July 20

Healthy, Wealthy, and Wise: Living Ethically in the Light of the Bible

Reading schedule

Luke 9:10-17; 1 Thessalonians 4:9-12; Psalm 142; 2 Chronicles 26-28

King Uzziah’s reign goes from good to bad, determined by the king’s walk with the Lord. He begins well, seeking the Lord and doing right in his eyes. Success brings power, and, as can be the case, power corrupts. He associates his success with his abilities, and his pride grows (2 Chronicles 26:16). We can imagine his days becoming busier, trying to balance all his activities. What got lost was his faithfulness to the Lord. He decides to burn incense on the altar, showing that he was taking control of how God would be worshipped. God punishes Uzziah with leprosy, a reminder of how little control he actually had.
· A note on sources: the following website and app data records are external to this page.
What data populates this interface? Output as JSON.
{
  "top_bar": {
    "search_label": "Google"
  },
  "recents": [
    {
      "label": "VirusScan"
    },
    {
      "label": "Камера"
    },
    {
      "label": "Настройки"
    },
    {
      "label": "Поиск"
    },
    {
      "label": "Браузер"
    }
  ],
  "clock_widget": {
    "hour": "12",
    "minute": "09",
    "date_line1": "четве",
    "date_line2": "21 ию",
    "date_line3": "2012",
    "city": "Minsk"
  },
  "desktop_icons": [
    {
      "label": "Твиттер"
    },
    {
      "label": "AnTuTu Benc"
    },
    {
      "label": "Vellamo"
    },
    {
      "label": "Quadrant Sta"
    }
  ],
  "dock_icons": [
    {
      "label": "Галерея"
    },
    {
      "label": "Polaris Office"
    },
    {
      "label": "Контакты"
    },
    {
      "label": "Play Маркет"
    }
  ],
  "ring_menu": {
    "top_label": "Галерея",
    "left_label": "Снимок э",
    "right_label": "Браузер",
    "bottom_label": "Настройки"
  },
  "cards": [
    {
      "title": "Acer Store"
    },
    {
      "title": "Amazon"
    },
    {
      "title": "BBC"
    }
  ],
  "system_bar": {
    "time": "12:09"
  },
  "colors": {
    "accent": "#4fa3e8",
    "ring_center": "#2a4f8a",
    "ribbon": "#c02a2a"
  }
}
Although his son Jotham does well, the people continue in the ways of Uzziah. Then comes Ahaz, whose reign is completely negative. From the beginning he did not do right. The king of Judah acts like the kings of Israel, a terrible indictment. He not only corrupted true worship but built idols to promote Baal worship. He even sacrificed his children (2 Chronicles 28:3), an abomination practiced only by only one other Jewish king, Manasseh (2 Chronicles 33:6). It was carried out in the Valley of Ben Hinnom, whose name in Hebrew is Gehenna, another word for hell (Matthew 5:22). The diabolic nature of killing infants in the hope that this will bring about some good is reflected in it being the final straw in the detestable ways of the other nations.

The sins of Ahaz and the people inevitably lead to their deliverance into the hands of the army of Israel. Yet God becomes disturbed at the ensuing slaughter and humiliation. The horror reaches heaven and touches God’s heart. Just as his mercy intervened to restrain the angel of death over Jerusalem (1 Chronicles 21), he sends the prophet Oded to restrain the Israelites. Though Judah had sinned terribly, the Israelites should still treat them with respect. They should not gloat in arrogant self-righteousness, but remember that they too have sinned. As we look with horror upon the unethical actions of others, even killing babies through abortion, infanticide or neglect, we should remember that we too have sinned and are dependent on God’s mercy and forgiveness. Those who do wrong should be punished, but still treated with respect. The Israelites did this by providing clothes, food and medicine for their prisoners and allowing them to return home. These men from Samaria (v. 15) act with compassion towards the Judeans who had failed in their faithfulness, and may have inspired Jesus’ story of the Good Samaritan (Luke 10:25-37). Those we least expect to act ethically may end up shaming those who consider themselves too good to help.

Yet in spite of humiliating defeat and merciful compassion, Ahaz remains unrepentant. Rather than turn to the Lord for help, he pillages the temple to pay off the king of Assyria (v. 21). Rather than seeing the hand of God empowering his enemies, he puts his faith in their gods. Rather than open his heart to the Lord, he shuts the doors of the temple. In futility, he erects altars at every street corner, rather than turn to the one God who can help him. The extent to which some people will go to avoid God may marvel us, yet it should not lead to self-righteousness. Each of us in our own way keeps God out of that part of our lives that remains to be transformed. Though we may love others, we can always learn to love more and better (1 Thessalonians 4:10). Ahaz exemplifies how far some people will stubbornly persist in evil. Thankfully, we have other examples of those who follow God, including Hezekiah whom we will meet tomorrow.